The Jerusalem Post reported on Monday that Trump would not be able to land a helicopter on top of the fortress and would need to take a cable car up the mountain instead, as former President George W. Bush did when he visited.
“The Americans will land in the Bar Yehuda landing strip,” the director of Masada National Park, Eitan Campbell, told the Jerusalem Post prior to Trump’s reported change of plans. “They will go up to the mountain by cable car.”
Trump’s interest in the site appears to predate his political career: According to a report in the Atlantic citing Eran Sidis, a spokesman for the speaker of the Knesset, Trump made inquiries six years ago to see if he could host the Miss Universe pageant at the historical site.
Campbell told the Jerusalem Post that helicopters have been barred from landing atop Masada since the 1990s, as sand and gusts of wind thrown up by the propellers cause “damage to the antiquities.”
Former President Bill Clinton had an even more arduous trek to the summit, according to Campbell: “He came up with the old cable car and walked up 100 steps.”
Given that Trump’s idea of exercise is holding campaign rallies, as he told the New York Times in 2015, the cancellation may be for the best.
“Israeli media outlets reported that Trump had been scheduled to give his main speech on the Israeli leg of his upcoming trip abroad at the UNESCO World Heritage site. But he is now slated to speak at the Israel Museum instead, according to Newsweek.”
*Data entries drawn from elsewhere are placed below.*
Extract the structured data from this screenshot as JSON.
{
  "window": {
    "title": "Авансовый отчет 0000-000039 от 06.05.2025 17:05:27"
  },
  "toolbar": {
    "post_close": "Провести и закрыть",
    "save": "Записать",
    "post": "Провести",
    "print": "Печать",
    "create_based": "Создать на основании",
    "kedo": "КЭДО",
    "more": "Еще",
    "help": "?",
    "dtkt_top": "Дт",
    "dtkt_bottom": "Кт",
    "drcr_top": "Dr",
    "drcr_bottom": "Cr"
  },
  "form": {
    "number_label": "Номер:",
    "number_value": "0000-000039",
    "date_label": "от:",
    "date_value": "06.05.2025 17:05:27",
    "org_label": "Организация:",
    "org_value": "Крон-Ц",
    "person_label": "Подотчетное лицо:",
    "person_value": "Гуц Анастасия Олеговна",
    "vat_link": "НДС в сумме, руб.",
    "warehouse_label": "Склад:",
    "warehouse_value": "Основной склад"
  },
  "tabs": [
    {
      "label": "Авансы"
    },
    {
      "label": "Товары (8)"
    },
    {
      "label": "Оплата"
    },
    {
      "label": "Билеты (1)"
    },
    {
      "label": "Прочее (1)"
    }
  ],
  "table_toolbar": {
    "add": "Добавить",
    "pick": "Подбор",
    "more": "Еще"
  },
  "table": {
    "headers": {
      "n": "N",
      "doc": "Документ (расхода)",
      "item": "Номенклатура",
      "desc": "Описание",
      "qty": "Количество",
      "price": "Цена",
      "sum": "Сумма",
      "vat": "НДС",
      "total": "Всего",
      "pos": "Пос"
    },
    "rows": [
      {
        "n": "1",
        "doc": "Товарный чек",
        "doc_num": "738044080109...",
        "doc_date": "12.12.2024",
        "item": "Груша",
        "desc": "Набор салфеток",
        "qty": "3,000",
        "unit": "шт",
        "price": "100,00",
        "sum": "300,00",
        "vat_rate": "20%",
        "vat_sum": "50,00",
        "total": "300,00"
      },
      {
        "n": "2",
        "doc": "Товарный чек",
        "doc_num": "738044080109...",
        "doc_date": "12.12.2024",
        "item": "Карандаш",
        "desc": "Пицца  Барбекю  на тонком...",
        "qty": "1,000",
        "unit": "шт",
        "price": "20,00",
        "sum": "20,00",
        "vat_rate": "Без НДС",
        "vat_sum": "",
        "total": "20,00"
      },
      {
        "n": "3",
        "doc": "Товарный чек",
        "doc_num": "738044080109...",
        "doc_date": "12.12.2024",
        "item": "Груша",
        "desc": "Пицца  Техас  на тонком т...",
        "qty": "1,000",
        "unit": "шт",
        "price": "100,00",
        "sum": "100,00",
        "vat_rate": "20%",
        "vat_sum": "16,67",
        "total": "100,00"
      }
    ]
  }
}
It doesn’t really matter. Trump has no idea what or where those sites are.
Scared of riding in a cable car?
Or just angry that he can’t make the Grandest Entry ever?
He’ll have to delete all of his Peter O’Toole references, now.
I thought he was the most physically fit president in the history of the universe? Surely he could race the cable car up the mountain on foot and win bigly.
Maybe he found out that he could not purchase any antiquities.